Anzi, a detta della Procura lo stesso tenore della discussione che ha preceduto l’adozione della delibera consiliare mostrerebbe una chiara consapevolezza da parte dei presenti, atta ad escludere qualsivoglia buona fede, circa la realizzazione dell’illecito obiettivo di concedere gratuitamente l’uso degli immobili pubblici in questione direttamente ed esclusivamente alla cooperativa.
A fronte di siffatta pretesa risarcitoria, il Giudice adito ritiene non sussistere alcuna responsabilità amministrativa in capo ai convenuti per assenza dell’elemento oggettivo del danno patrimoniale per le finanze pubbliche.
Il Collegio giudicante evidenzia infatti come a detta di parte attrice il danno erariale sarebbe individuabile in quel canone (stimato a posteriori dall’Agenzia del Demanio) che era congruo esigere ed a cui l’Ente avrebbe così deliberatamente rinunciato.
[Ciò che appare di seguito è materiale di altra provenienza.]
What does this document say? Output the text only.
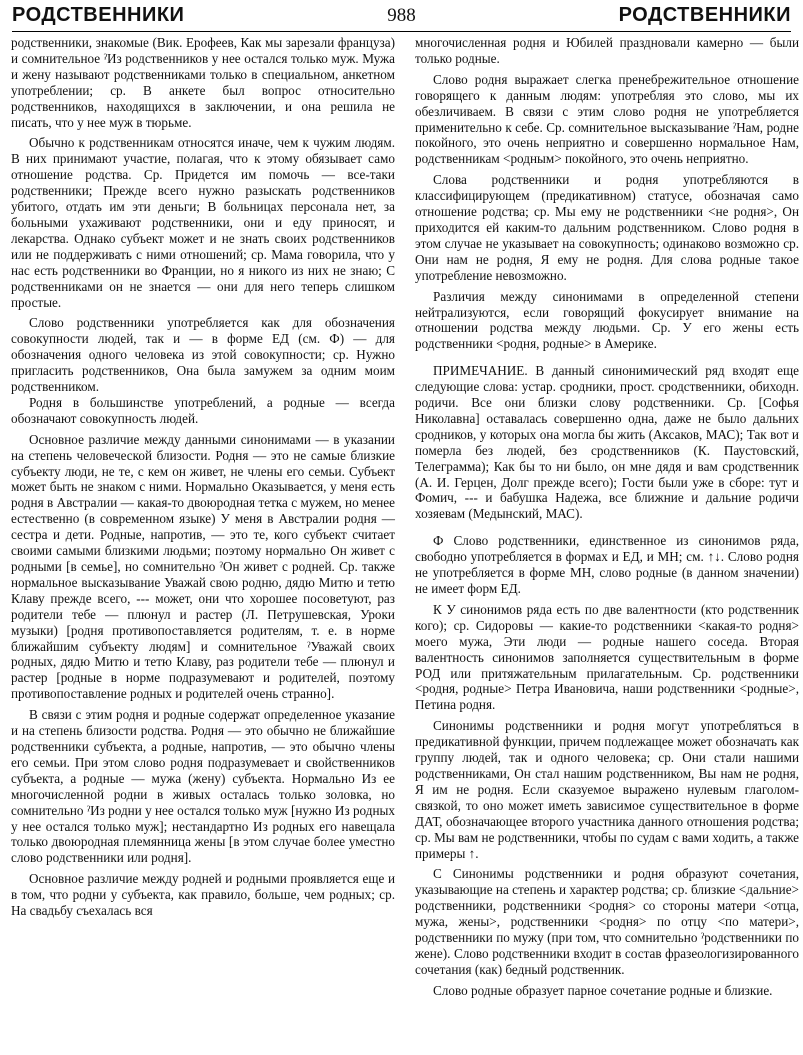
РОДСТВЕННИКИ	988	РОДСТВЕННИКИ

родственники, знакомые (Вик. Ерофеев, Как мы зарезали француза) и сомнительное ˀИз родственников у нее остался только муж. Мужа и жену называют родственниками только в специальном, анкетном употреблении; ср. В анкете был вопрос относительно родственников, находящихся в заключении, и она решила не писать, что у нее муж в тюрьме.

Обычно к родственникам относятся иначе, чем к чужим людям. В них принимают участие, полагая, что к этому обязывает само отношение родства. Ср. Придется им помочь — все-таки родственники; Прежде всего нужно разыскать родственников убитого, отдать им эти деньги; В больницах персонала нет, за больными ухаживают родственники, они и еду приносят, и лекарства. Однако субъект может и не знать своих родственников или не поддерживать с ними отношений; ср. Мама говорила, что у нас есть родственники во Франции, но я никого из них не знаю; С родственниками он не знается — они для него теперь слишком простые.

Слово родственники употребляется как для обозначения совокупности людей, так и — в форме ЕД (см. Ф) — для обозначения одного человека из этой совокупности; ср. Нужно пригласить родственников, Она была замужем за одним моим родственником.

Родня в большинстве употреблений, а родные — всегда обозначают совокупность людей.

Основное различие между данными синонимами — в указании на степень человеческой близости. Родня — это не самые близкие субъекту люди, не те, с кем он живет, не члены его семьи. Субъект может быть не знаком с ними. Нормально Оказывается, у меня есть родня в Австралии — какая-то двоюродная тетка с мужем, но менее естественно (в современном языке) У меня в Австралии родня — сестра и дети. Родные, напротив, — это те, кого субъект считает своими самыми близкими людьми; поэтому нормально Он живет с родными [в семье], но сомнительно ˀОн живет с родней. Ср. также нормальное высказывание Уважай свою родню, дядю Митю и тетю Клаву прежде всего, --- может, они что хорошее посоветуют, раз родители тебе — плюнул и растер (Л. Петрушевская, Уроки музыки) [родня противопоставляется родителям, т. е. в норме ближайшим субъекту людям] и сомнительное ˀУважай своих родных, дядю Митю и тетю Клаву, раз родители тебе — плюнул и растер [родные в норме подразумевают и родителей, поэтому противопоставление родных и родителей очень странно].

В связи с этим родня и родные содержат определенное указание и на степень близости родства. Родня — это обычно не ближайшие родственники субъекта, а родные, напротив, — это обычно члены его семьи. При этом слово родня подразумевает и свойственников субъекта, а родные — мужа (жену) субъекта. Нормально Из ее многочисленной родни в живых осталась только золовка, но сомнительно ˀИз родни у нее остался только муж [нужно Из родных у нее остался только муж]; нестандартно Из родных его навещала только двоюродная племянница жены [в этом случае более уместно слово родственники или родня].

Основное различие между родней и родными проявляется еще и в том, что родни у субъекта, как правило, больше, чем родных; ср. На свадьбу съехалась вся

многочисленная родня и Юбилей праздновали камерно — были только родные.

Слово родня выражает слегка пренебрежительное отношение говорящего к данным людям: употребляя это слово, мы их обезличиваем. В связи с этим слово родня не употребляется применительно к себе. Ср. сомнительное высказывание ˀНам, родне покойного, это очень неприятно и совершенно нормальное Нам, родственникам <родным> покойного, это очень неприятно.

Слова родственники и родня употребляются в классифицирующем (предикативном) статусе, обозначая само отношение родства; ср. Мы ему не родственники <не родня>, Он приходится ей каким-то дальним родственником. Слово родня в этом случае не указывает на совокупность; одинаково возможно ср. Они нам не родня, Я ему не родня. Для слова родные такое употребление невозможно.

Различия между синонимами в определенной степени нейтрализуются, если говорящий фокусирует внимание на отношении родства между людьми. Ср. У его жены есть родственники <родня, родные> в Америке.

ПРИМЕЧАНИЕ. В данный синонимический ряд входят еще следующие слова: устар. сродники, прост. сродственники, обиходн. родичи. Все они близки слову родственники. Ср. [Софья Николавна] оставалась совершенно одна, даже не было дальних сродников, у которых она могла бы жить (Аксаков, МАС); Так вот и померла без людей, без сродственников (К. Паустовский, Телеграмма); Как бы то ни было, он мне дядя и вам сродственник (А. И. Герцен, Долг прежде всего); Гости были уже в сборе: тут и Фомич, --- и бабушка Надежа, все ближние и дальние родичи хозяевам (Медынский, МАС).

Ф Слово родственники, единственное из синонимов ряда, свободно употребляется в формах и ЕД, и МН; см. ↑↓. Слово родня не употребляется в форме МН, слово родные (в данном значении) не имеет форм ЕД.

К У синонимов ряда есть по две валентности (кто родственник кого); ср. Сидоровы — какие-то родственники <какая-то родня> моего мужа, Эти люди — родные нашего соседа. Вторая валентность синонимов заполняется существительным в форме РОД или притяжательным прилагательным. Ср. родственники <родня, родные> Петра Ивановича, наши родственники <родные>, Петина родня.

Синонимы родственники и родня могут употребляться в предикативной функции, причем подлежащее может обозначать как группу людей, так и одного человека; ср. Они стали нашими родственниками, Он стал нашим родственником, Вы нам не родня, Я им не родня. Если сказуемое выражено нулевым глаголом-связкой, то оно может иметь зависимое существительное в форме ДАТ, обозначающее второго участника данного отношения родства; ср. Мы вам не родственники, чтобы по судам с вами ходить, а также примеры ↑.

С Синонимы родственники и родня образуют сочетания, указывающие на степень и характер родства; ср. близкие <дальние> родственники, родственники <родня> со стороны матери <отца, мужа, жены>, родственники <родня> по отцу <по матери>, родственники по мужу (при том, что сомнительно ˀродственники по жене). Слово родственники входит в состав фразеологизированного сочетания (как) бедный родственник.

Слово родные образует парное сочетание родные и близкие.
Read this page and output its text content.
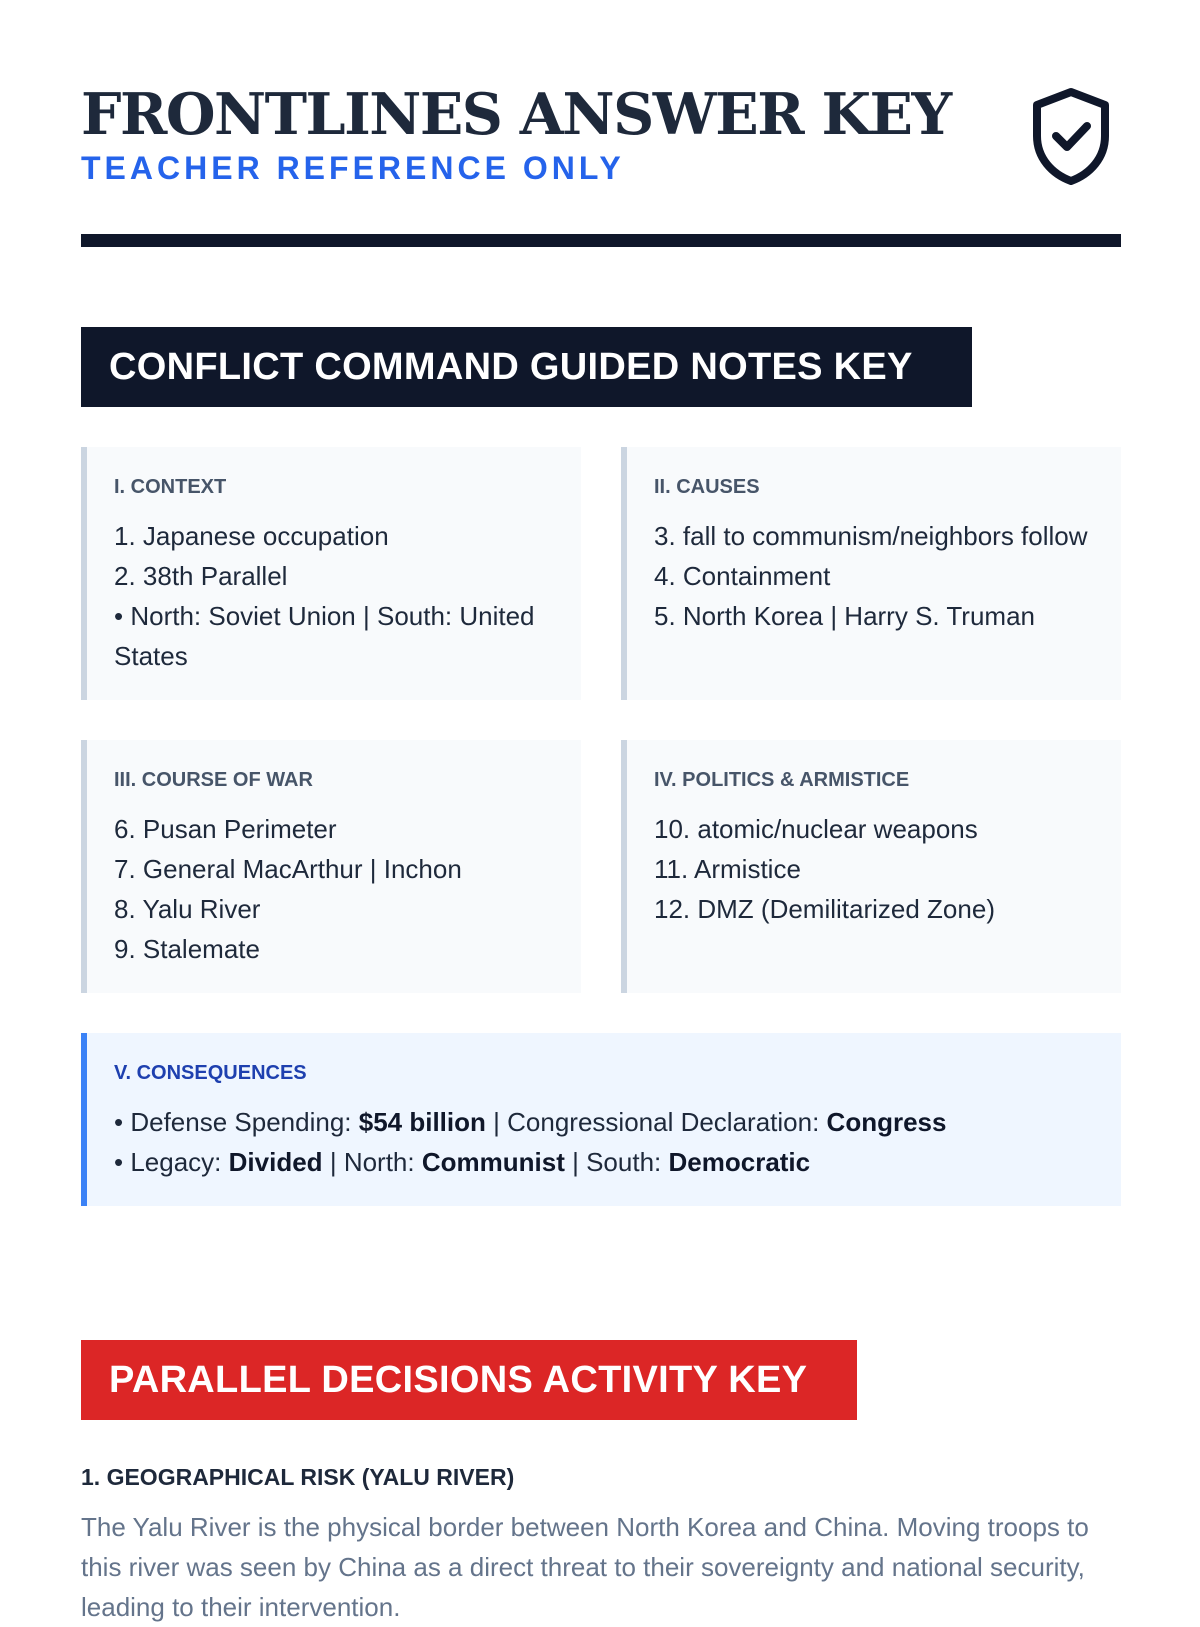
FRONTLINES ANSWER KEY
TEACHER REFERENCE ONLY
CONFLICT COMMAND GUIDED NOTES KEY
I. CONTEXT
1. Japanese occupation
2. 38th Parallel
• North: Soviet Union | South: United States
II. CAUSES
3. fall to communism/neighbors follow
4. Containment
5. North Korea | Harry S. Truman
III. COURSE OF WAR
6. Pusan Perimeter
7. General MacArthur | Inchon
8. Yalu River
9. Stalemate
IV. POLITICS & ARMISTICE
10. atomic/nuclear weapons
11. Armistice
12. DMZ (Demilitarized Zone)
V. CONSEQUENCES
• Defense Spending: $54 billion | Congressional Declaration: Congress
• Legacy: Divided | North: Communist | South: Democratic
PARALLEL DECISIONS ACTIVITY KEY
1. GEOGRAPHICAL RISK (YALU RIVER)

The Yalu River is the physical border between North Korea and China. Moving troops to this river was seen by China as a direct threat to their sovereignty and national security, leading to their intervention.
Orbene, anche ad ammettere che il danno così individuato presenti quei connotati di attualità e concretezza richiesti per affermare una responsabilità amministrativa, la Corte ha finemente rilevato che, tuttavia, per effetto della concessione in comodato d’uso gratuito degli immobili comunali alla cooperativa, nonostante il mancato introito del corrispettivo che sarebbe spettato all’ente proprietario se fosse stato concesso a titolo oneroso, il Comune ha “comunque conseguito una corrispondente utilità, identificabile nella innegabile finalità sociale che, attraverso la concessione in comodato gratuito ad una cooperativa composta da giovani del posto, si è voluta, nel caso di specie, conseguire”.
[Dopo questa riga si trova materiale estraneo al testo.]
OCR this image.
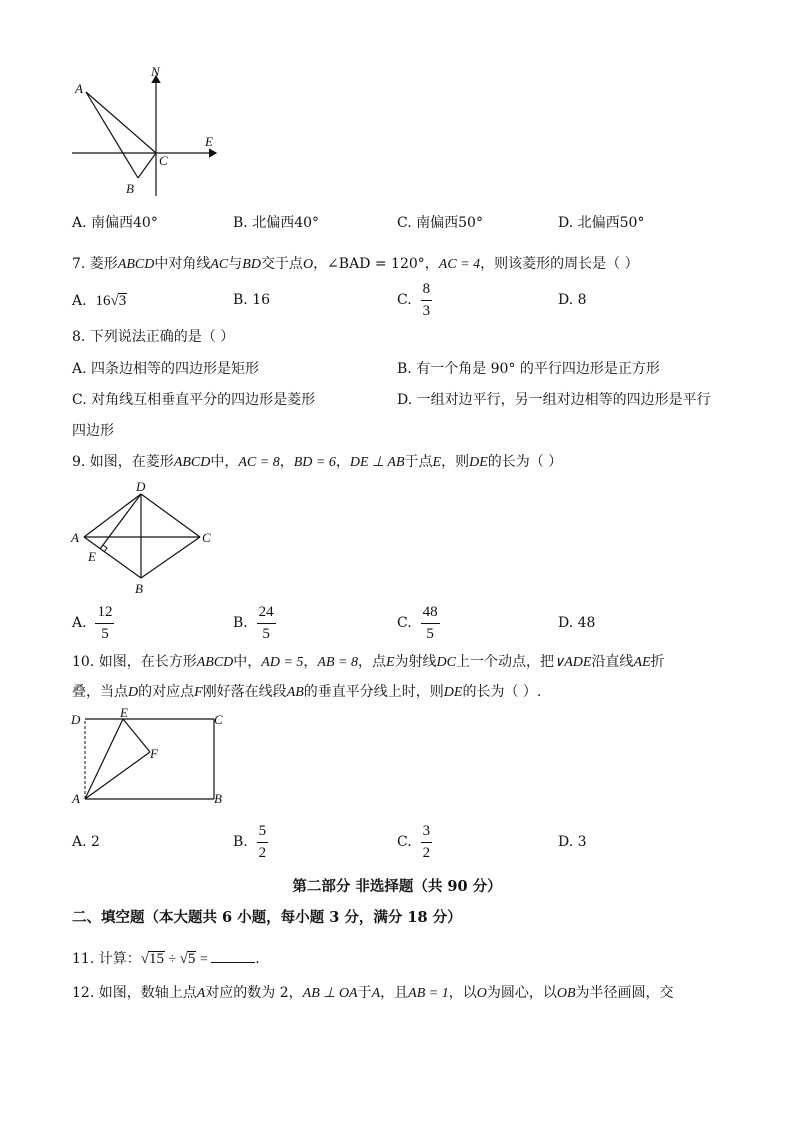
A
B
C
N
E
A. 南偏西40°	B. 北偏西40°	C. 南偏西50°	D. 北偏西50°
7. 菱形ABCD中对角线AC与BD交于点O，∠BAD = 120°，AC = 4，则该菱形的周长是（ ）
A. 16√3	B. 16	C. $\frac{8}{3}$	D. 8
8. 下列说法正确的是（ ）
A. 四条边相等的四边形是矩形	B. 有一个角是 90° 的平行四边形是正方形
C. 对角线互相垂直平分的四边形是菱形	D. 一组对边平行，另一组对边相等的四边形是平行
四边形
9. 如图，在菱形ABCD中，AC = 8，BD = 6，DE ⊥ AB于点E，则DE的长为（ ）
D
A	C
B
E
A. $\frac{12}{5}$	B. $\frac{24}{5}$	C. $\frac{48}{5}$	D. 48
10. 如图，在长方形ABCD中，AD = 5，AB = 8，点E为射线DC上一个动点，把∨ADE沿直线AE折
叠，当点D的对应点F刚好落在线段AB的垂直平分线上时，则DE的长为（ ）.
D	E	C
F
A	B
A. 2	B. $\frac{5}{2}$	C. $\frac{3}{2}$	D. 3
第二部分 非选择题（共 90 分）
二、填空题（本大题共 6 小题，每小题 3 分，满分 18 分）
11. 计算：√15 ÷ √5 =	.
12. 如图，数轴上点A对应的数为 2，AB ⊥ OA于A，且AB = 1，以O为圆心，以OB为半径画圆，交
Il Giudice molisano – lungi dall’appiattirsi su quello schema, spesso propugnato, secondo cui le finalità degli Enti pubblici dovrebbero sempre e comunque essere subordinate alla cura delle proprie finanze – afferma senza mezzi termini che, se è pur vero che il comune “ha perso l’opportunità” di conseguire il canone annuo di euro 5.000,00 che era congruo esigere, “è altrettanto vero che l’ente locale, attraverso la concessione mediante affidamento diretto degli immobili in questione ad una cooperativa di giovani locali ha voluto comunque conseguire, in un territorio caratterizzato da una forte depressione occupazione giovanile, una finalità di evidente valenza politica, economica e sociale, da identificare nell’aver dato occupazione ad alcuni giovani locali che, in tal modo, hanno potuto avviare una, seppur piccola, attività imprenditoriale.
Ed infatti il Collegio afferma, senza timore di smentite, che “allo stato della grave crisi economica che caratterizza il nostro Paese ormai da quasi dieci anni, anche lo sviluppo economico e sociale del territorio e la lotta all’occupazione, mediante l’agevolazione e il rilancio di insediamenti produttivi e commerciali, rientrino ormai fra gli obiettivi prioritari e le finalità istituzionali di un ente locale”.
Ecco che, allora, anche le eventuali irregolarità, e finanche le violazioni di legge ravvisabili nella concessione degli immobili in questione mediante l’affidamento diretto ad una cooperativa di giovani del posto, senza l’espletamento di una gara ad evidenza pubblica, vengono poste in secondo piano dal Collegio a fronte della innegabile utilità conseguita dalla comunità locale.
In conclusione, l’utilità sociale prefissa e conseguita dal comune induce la Corte ad affermare che , quand’anche l’Ente avesse subito un danno per effetto del mancato introito del corrispettivo che gli sarebbe spettato se gli immobili in questione fossero stati concessi a titolo oneroso, il danno in questione sarebbe comunque da ritenere compensato dalla suddetta utilità sociale conseguita dall’ente locale e, pertanto, viene così meno l’elemento oggettivo di un danno patrimoniale per le finanze del comune in relazione ai fatti esposti, con conseguente assoluzione di tutti gli imputati.